Sell with $500k for tax benefit?

10 Replies

My primary home has gained its value more than 500 K since my purchase. Further gain will be taxed as ordinary income. Should I sell the current home and buy a new one to take advantage of the tax benefit again?

Not a good idea. Any SFR in Bay Area goes for over $1M. Let's say you bought your property for $1M and its valued at $1.5M now. Here are the reasons:
1) Buy selling it now and then buying another property at $1.5M would increase your property taxes as property taxes would go with purchase price of $1.5M whereas you most probably will be paying way less taxes on your current residence.
2) you would be starting a new mortgage cycle and adding another 30 years of interest. You should know that with any mortgage, significant part of interest is charged up front.
3) you can't write off interest on new mortgage originated over $750K. This is another big issue in SF BAY AREA.
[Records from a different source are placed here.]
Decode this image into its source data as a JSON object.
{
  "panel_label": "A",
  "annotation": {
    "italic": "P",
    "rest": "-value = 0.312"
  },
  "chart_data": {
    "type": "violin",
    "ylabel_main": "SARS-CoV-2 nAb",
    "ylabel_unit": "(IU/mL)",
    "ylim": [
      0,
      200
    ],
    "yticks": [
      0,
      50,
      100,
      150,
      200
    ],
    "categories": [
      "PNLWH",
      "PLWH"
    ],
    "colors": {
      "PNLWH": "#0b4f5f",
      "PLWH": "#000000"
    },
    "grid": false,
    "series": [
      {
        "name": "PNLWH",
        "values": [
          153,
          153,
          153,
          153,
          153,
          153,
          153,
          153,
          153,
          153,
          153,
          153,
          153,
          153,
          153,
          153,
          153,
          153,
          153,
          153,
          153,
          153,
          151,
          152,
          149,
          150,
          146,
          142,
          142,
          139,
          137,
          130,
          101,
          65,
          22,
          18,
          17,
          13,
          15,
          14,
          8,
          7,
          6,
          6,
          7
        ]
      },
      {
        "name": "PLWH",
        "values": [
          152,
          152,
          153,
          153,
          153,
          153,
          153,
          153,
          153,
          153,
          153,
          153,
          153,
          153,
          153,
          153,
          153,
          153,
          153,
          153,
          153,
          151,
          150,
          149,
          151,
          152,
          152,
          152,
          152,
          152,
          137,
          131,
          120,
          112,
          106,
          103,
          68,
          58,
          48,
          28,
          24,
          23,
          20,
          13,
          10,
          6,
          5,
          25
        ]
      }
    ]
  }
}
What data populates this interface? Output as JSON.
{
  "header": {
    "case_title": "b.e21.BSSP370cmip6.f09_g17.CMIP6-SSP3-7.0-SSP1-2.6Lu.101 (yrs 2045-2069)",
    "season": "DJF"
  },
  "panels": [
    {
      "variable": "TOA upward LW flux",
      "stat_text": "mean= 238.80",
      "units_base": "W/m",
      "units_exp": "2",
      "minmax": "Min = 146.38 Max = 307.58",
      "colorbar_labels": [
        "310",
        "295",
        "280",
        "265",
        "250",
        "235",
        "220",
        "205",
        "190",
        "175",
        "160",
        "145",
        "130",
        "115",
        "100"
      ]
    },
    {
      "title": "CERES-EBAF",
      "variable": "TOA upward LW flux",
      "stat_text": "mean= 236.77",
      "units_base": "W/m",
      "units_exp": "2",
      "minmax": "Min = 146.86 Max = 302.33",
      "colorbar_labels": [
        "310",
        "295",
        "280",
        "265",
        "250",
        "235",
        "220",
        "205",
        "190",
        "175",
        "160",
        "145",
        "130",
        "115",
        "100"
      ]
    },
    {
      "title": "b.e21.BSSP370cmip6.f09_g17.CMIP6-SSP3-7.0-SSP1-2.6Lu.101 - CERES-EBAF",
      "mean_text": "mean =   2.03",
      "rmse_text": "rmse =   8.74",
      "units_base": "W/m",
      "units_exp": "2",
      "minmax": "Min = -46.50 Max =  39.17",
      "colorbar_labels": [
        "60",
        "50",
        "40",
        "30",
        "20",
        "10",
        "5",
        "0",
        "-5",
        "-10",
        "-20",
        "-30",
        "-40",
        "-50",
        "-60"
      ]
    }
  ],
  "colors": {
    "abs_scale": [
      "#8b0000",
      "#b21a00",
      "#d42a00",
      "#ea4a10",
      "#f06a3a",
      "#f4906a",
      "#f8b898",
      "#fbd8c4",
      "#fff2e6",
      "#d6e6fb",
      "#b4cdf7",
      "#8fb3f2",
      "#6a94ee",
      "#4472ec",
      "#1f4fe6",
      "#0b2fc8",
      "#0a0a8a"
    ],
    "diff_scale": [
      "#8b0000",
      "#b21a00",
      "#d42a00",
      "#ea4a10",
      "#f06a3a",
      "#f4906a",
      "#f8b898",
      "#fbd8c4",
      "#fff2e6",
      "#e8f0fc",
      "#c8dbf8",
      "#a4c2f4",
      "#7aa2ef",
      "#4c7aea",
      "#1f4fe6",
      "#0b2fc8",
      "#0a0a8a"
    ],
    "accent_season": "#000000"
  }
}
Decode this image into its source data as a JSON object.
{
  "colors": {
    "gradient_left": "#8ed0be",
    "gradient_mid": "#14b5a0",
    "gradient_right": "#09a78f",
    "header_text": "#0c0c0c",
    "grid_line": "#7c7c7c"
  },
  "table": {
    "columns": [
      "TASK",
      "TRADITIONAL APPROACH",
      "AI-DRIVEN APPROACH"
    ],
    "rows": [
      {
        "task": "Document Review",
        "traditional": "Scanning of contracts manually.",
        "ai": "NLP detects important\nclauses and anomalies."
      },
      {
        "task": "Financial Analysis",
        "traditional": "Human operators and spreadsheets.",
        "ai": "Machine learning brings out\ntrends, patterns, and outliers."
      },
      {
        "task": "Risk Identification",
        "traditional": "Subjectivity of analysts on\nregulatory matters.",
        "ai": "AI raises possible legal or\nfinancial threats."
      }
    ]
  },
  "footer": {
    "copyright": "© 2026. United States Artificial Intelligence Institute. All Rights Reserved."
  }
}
I would say if you want to move eventually, yes, planning to maximize the 500k exclusion is wise. We have another post on someone who has a few million in gain and can't afford to sell and buy a similar property since the tax bill would be several hundred thousand.

Originally posted by @Alpesh Parmar :

Not a good idea. Any SFR in Bay Area goes for over $1M. Let's say you bought your property for $1M and its valued at $1.5M now. Here are the reasons:
1) Buy selling it now and then buying another property at $1.5M would increase your property taxes as property taxes would go with purchase price of $1.5M whereas you most probably will be paying way less taxes on your current residence.
2) you would be starting a new mortgage cycle and adding another 30 years of interest. You should know that with any mortgage, significant part of interest is charged up front.
3) you can't write off interest on new mortgage originated over $750K. This is another big issue in SF BAY AREA.

Since you live in Milpitas, with regards to your Prop 13 tax basis, if you are 55 years of age or older, check with the Santa Clara County Tax Assessor.

https://www.sccassessor.org/index.php/forms-and-publications/forms/60-ah-transfer-your-assessed-value-prop-60-90

When I sold my long-time San Jose home three years ago, I considered my tax basis transfer options if I remained in California, but decided to retire to a state with a lower cost of living and no state income tax.

Jeongmin,
A couple of posts here really nailed it in regards to capital gains taxation vs ordinary income. It really depends on what your goals are? If you are looking to access that capital like many investors are then your best best is a Heloc.

Originally posted by @Jeongmin J. :

My primary home has gained its value more than 500 K since my purchase. Further gain will be taxed as ordinary income. Should I sell the current home and buy a new one to take advantage of the tax benefit again?

I am in same boat , my 1 mm purchase 5 years back is now worth 1.5-1.6 mm 

I am not selling. I need a place to live. I don't care about the fact that i have to pay capital gains tax for >500k. It should be worth min 2mm if i keep it another 5 years.